The emergence of what might be called the Euro-Trumps has been driven by the growing importance of immigration as a political issue, nurtured by a feeling that the European Union has become unresponsive to the will of the people. These nationalist politicians have been pushed into prominence by the long economic stagnation that’s followed the 2008 financial crisis.
Trump’s European counterparts draw their support from globalization’s losers—working-class voters who feel squeezed between an elite that doesn’t have their interests at heart and a growing class of immigrants they worry doesn’t share their values. “It’s people who feel that liberal democracy has failed them,” says Duncan McDonnell, a professor of political science at Griffith University in Brisbane, Australia, and co-author of Populists in Power. “They feel abandoned, and they’re ready to explore other options.”

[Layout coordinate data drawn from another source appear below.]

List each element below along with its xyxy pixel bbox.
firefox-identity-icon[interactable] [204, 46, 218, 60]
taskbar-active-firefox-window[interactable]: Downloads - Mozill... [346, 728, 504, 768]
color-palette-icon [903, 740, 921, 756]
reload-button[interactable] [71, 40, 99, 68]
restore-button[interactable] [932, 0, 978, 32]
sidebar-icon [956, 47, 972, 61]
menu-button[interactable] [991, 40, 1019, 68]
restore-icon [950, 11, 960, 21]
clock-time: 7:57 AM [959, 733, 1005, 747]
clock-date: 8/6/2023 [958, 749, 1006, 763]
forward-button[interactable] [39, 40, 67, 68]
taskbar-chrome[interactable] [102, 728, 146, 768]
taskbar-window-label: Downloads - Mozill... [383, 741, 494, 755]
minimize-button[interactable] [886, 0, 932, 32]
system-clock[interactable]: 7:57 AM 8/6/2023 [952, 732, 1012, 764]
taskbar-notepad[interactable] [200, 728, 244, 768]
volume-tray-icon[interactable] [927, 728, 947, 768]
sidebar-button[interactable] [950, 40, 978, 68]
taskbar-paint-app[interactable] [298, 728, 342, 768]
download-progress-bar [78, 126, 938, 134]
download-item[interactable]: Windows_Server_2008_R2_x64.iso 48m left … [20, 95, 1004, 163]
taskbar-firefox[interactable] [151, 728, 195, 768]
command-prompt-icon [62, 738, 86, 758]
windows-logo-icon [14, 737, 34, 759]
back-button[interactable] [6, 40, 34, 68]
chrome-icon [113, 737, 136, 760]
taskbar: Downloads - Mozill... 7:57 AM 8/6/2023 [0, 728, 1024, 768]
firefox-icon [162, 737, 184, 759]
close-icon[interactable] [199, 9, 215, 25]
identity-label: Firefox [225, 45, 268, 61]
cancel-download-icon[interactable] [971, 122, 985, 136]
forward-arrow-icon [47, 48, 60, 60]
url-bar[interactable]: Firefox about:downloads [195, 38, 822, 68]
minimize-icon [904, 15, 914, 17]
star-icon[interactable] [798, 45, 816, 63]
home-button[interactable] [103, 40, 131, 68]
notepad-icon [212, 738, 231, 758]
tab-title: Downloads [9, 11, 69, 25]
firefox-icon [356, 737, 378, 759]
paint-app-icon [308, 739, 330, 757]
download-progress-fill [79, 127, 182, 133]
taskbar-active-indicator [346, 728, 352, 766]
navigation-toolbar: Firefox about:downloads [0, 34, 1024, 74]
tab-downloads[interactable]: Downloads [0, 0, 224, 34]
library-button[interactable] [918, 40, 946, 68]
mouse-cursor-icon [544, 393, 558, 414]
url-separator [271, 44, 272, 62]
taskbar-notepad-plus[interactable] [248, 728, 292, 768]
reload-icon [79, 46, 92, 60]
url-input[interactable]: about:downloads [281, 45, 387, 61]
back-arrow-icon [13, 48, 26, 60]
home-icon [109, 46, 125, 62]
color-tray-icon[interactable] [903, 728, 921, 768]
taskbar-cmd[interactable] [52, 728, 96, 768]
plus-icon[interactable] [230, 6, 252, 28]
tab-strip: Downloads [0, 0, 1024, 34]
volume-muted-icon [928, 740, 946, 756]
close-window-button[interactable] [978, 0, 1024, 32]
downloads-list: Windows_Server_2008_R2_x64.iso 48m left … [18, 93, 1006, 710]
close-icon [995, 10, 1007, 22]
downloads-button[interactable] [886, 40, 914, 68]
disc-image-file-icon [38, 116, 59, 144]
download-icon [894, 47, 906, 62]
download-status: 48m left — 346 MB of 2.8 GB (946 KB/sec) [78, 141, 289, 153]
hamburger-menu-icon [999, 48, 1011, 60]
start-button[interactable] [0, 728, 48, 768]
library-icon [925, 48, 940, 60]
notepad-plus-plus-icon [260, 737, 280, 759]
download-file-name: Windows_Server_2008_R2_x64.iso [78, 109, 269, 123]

So common are positions like Trump’s in Europe that it might be easier to count the countries that haven’t seen Trump-like politicians than to list the ones that have. In Italy, the anti-immigrant Northern League is an important power broker; its Senate leader, Roberto Calderoli, once publicly and unapologetically likened Cécile Kyenge, the country’s first black cabinet member, to an orangutan. In Finland, the Finn Party’s soft brand of Nordic nationalism has elevated its leader into the government as foreign minister. Austria’s Freedom Party, Greece’s Golden Dawn, the Danish People’s Party, the Sweden Democrats, the U.K. Independence Party, and the Swiss People’s Party are all fanning the flames of xenophobia into electoral success.